Paulo, now 42, told the Dutch magazine he was abused once by Belo at the bishop’s residence in East Timor’s capital, Dili. He asked to remain anonymous.
“for the privacy and safety of himself and his family,” the magazine said.
“I thought: this is disgusting. I won’t go there anymore,” the magazine quoted him as saying.
Roberto, who also asked to remain anonymous, said he was abused more often, starting when he was about 14 after a religious celebration in his hometown. Roberto later moved to Dili, where the alleged abuse continued at the bishop’s residence, the Dutch magazine reported.
It is unclear whether or when any alleged victims ever came forward to local church, law enforcement or Vatican authorities.
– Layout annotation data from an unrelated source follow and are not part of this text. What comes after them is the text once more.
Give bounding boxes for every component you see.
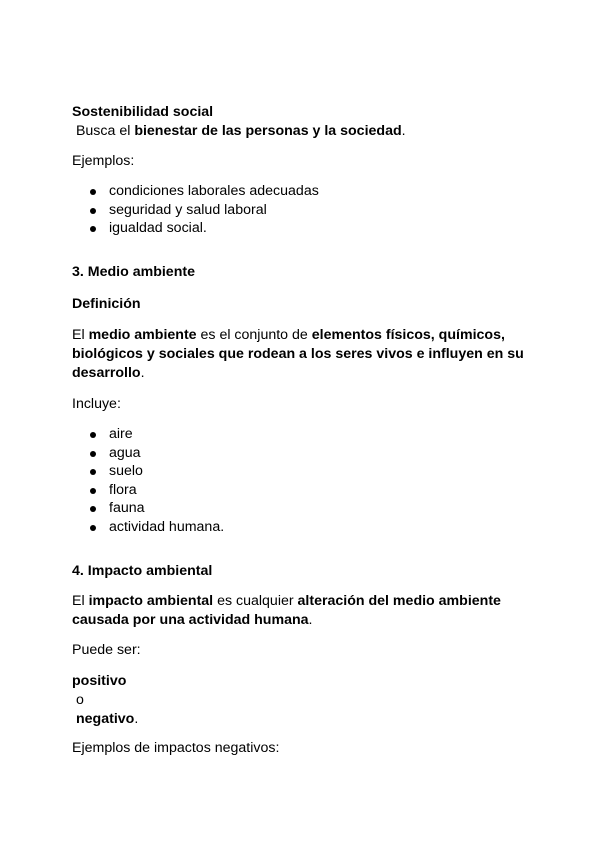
or-label: o xyxy=(72,692,84,708)
list-item xyxy=(72,201,319,220)
bullet-icon xyxy=(90,525,96,531)
para-text: El xyxy=(72,593,89,609)
list-item xyxy=(72,462,224,481)
social-desc-text: Busca el xyxy=(72,123,135,139)
para-bold: medio ambiente xyxy=(88,327,197,343)
list-item-text: suelo xyxy=(109,463,143,480)
social-desc-period: . xyxy=(401,123,406,139)
medio-definition-paragraph xyxy=(72,326,540,383)
section-heading-impacto-ambiental: 4. Impacto ambiental xyxy=(72,563,213,579)
social-examples-list xyxy=(72,182,319,238)
list-item xyxy=(72,481,224,500)
para-bold: elementos físicos, químicos, biológicos y sociales que rodean a los seres vivos e influyen en su desarrollo xyxy=(72,327,524,381)
list-item xyxy=(72,518,224,537)
bullet-icon xyxy=(90,469,96,475)
list-item-text: fauna xyxy=(109,500,145,517)
para-bold: alteración del medio ambiente causada por una actividad humana xyxy=(72,593,501,628)
bullet-icon xyxy=(90,208,96,214)
list-item-text: condiciones laborales adecuadas xyxy=(109,183,319,199)
definition-heading: Definición xyxy=(72,296,141,312)
bullet-icon xyxy=(90,451,96,457)
negative-line xyxy=(76,710,540,729)
includes-label: Incluye: xyxy=(72,396,121,412)
negative-examples-label: Ejemplos de impactos negativos: xyxy=(72,740,280,756)
social-examples-label: Ejemplos: xyxy=(72,153,135,169)
list-item-text: seguridad y salud laboral xyxy=(109,201,267,218)
para-bold: impacto ambiental xyxy=(88,593,214,609)
list-item-text: aire xyxy=(109,426,133,442)
section-heading-social: Sostenibilidad social xyxy=(72,104,214,120)
list-item-text: igualdad social. xyxy=(109,220,207,237)
negative-label: negativo xyxy=(76,711,135,727)
bullet-icon xyxy=(90,432,96,438)
list-item xyxy=(72,425,224,444)
list-item xyxy=(72,219,319,238)
positive-label: positivo xyxy=(72,673,127,689)
section-heading-medio-ambiente: 3. Medio ambiente xyxy=(72,264,195,280)
bullet-icon xyxy=(90,506,96,512)
para-text: es cualquier xyxy=(213,593,298,609)
impacto-definition-paragraph xyxy=(72,592,540,630)
list-item-text: flora xyxy=(109,481,137,498)
para-period: . xyxy=(308,612,313,628)
para-text: es el conjunto de xyxy=(196,327,312,343)
bullet-icon xyxy=(90,226,96,232)
social-description xyxy=(72,122,540,141)
para-text: El xyxy=(72,327,89,343)
social-desc-bold: bienestar de las personas y la sociedad xyxy=(134,123,402,139)
list-item-text: actividad humana. xyxy=(109,518,225,535)
includes-list xyxy=(72,425,224,537)
para-period: . xyxy=(140,365,145,381)
bullet-icon xyxy=(90,488,96,494)
list-item xyxy=(72,182,319,201)
bullet-icon xyxy=(90,189,96,195)
can-be-label: Puede ser: xyxy=(72,642,141,658)
list-item-text: agua xyxy=(109,444,141,461)
list-item xyxy=(72,499,224,518)
list-item xyxy=(72,444,224,463)
negative-period: . xyxy=(134,711,139,727)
St. John Paul II accepted Belo’s resignation as apostolic administrator of Dili on Nov. 26, 2002, when he was 54. The Vatican announcement at the time cited canon law that allows bishops under 75 to retire for health reasons or for some other “grave” reasons that make them unable to continue.
In 2005, Belo told UCANews, a Catholic news agency, that he resigned because of stress and poor health.
Belo had no other episcopal career after that, and Groene Amsterdammer said he moved to Mozambique and worked as a priest there.
Belo told UCANews he moved to Mozambique after consulting with the head of the Vatican’s missionary office, Cardinal Cresenzio Sepe, and agreed to work there for a year before returning to East Timor.
Efforts to reach Sepe, who is now retired, were not successful.
By 2002, when Belo retired as head of the church in East Timor, the sex abuse scandal had just exploded publicly in the United States and the Vatican had just begun to crack down on abusive priests, requiring all cases of abuse to be sent to the Vatican’s Congregation for Doctrine of the Faith for review.
Bishops, however, were exempted from that requirement. Only in 2019 did Pope Francis pass a church law requiring abuse and sexual misconduct against bishops to be reported internally, and providing a mechanism to investigate the claims.
It is possible that Belo’s sexual activity with teens might have been dismissed by the Vatican in the early 2000s if it involved 16- or 17-year-olds, since the Vatican in those years considered such activity to be sinful but consensual, not abuse. Only in 2010 did the Vatican raise the age of consent to 18.
Belo is not the only church official in East Timor accused of abuse. A defrocked American priest, Richard Daschbach, was found guilty last year by a Dili court of sexually abusing orphaned and disadvantaged young girls under his care and was sentenced to 12 years in prison, the first such case of its kind in the country.